J’ai compris que c’était là qu’ils étaient passés, mon père en tête, les fugitifs derrière lui, à la file indienne, femmes enveloppées dans leurs châles, enfants plaintifs ou insouciants, et les hommes derrière, portant les valises, les sacs de vivres, les couvertures de laine. Le cœur battant, j’ai continué à monter à travers les hautes herbes. C’était la fin de l’été, comme il y a quarante ans, je m’en souviens très bien : le ciel immense, bleu, comme si on voyait le fond de l’espace.
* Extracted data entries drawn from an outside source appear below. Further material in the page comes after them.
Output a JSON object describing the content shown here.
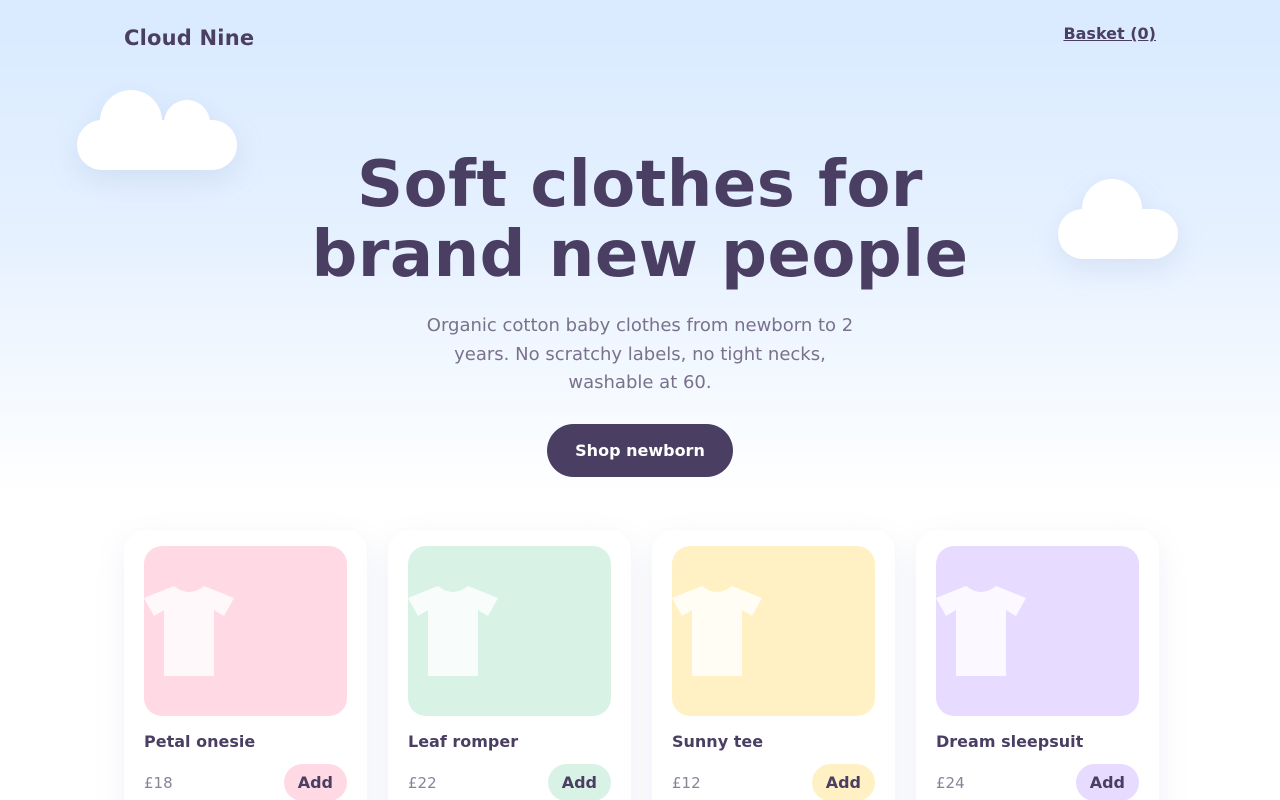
{
  "header": {
    "brand": "Cloud Nine",
    "basket_label": "Basket (0)"
  },
  "hero": {
    "title_line1": "Soft clothes for",
    "title_line2": "brand new people",
    "description": "Organic cotton baby clothes from newborn to 2 years. No scratchy labels, no tight necks, washable at 60.",
    "cta_label": "Shop newborn"
  },
  "products": [
    {
      "name": "Petal onesie",
      "price": "£18",
      "add_label": "Add",
      "color": "#ffd9e4",
      "icon": "tshirt-icon"
    },
    {
      "name": "Leaf romper",
      "price": "£22",
      "add_label": "Add",
      "color": "#d8f3e6",
      "icon": "tshirt-icon"
    },
    {
      "name": "Sunny tee",
      "price": "£12",
      "add_label": "Add",
      "color": "#fff1c3",
      "icon": "tshirt-icon"
    },
    {
      "name": "Dream sleepsuit",
      "price": "£24",
      "add_label": "Add",
      "color": "#e7dcff",
      "icon": "tshirt-icon"
    }
  ],
  "colors": {
    "primary": "#4a3f63",
    "sky_top": "#d9eaff",
    "muted_text": "#7a718c"
  }
}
L’odeur des herbes brûlées, les bruits stridents des criquets. Au-dessus des vallées sombres, les milans qui tournoyaient en poussant leurs gémissements. J’ai le cœur qui bat parce que je vais vers la vérité. Tout cela est encore là, je n’ai pas oublié, c’était hier, quand nous marchions, ma mère et moi, sur le chemin de pierres aiguës, vers le fond de la vallée, vers l’Italie, à travers les nuages d’orage. Les femmes étaient assises au bord du chemin, leurs paquets posés à côté d’elles, leur regard vide, fixe. Ici l’herbe enivre, à la manière d’un parfum capiteux, peut-être que les fermiers du village l’ont fauchée et qu’elle a commencé à fermenter. La sueur coule sur mon visage, dans mon dos, tandis que je marche le long du sentier, vers le haut de la pente d’herbes. Maintenant, je suis dans une prairie immense qui va jusqu’aux rochers des sommets. Je suis si haut que je n’aperçois plus le fond de la vallée. Le soleil est redescendu vers les montagnes bleues, sur l’autre versant. Les nuages sont gonflés, magnifiques, j’entends quelque part le grondement du tonnerre.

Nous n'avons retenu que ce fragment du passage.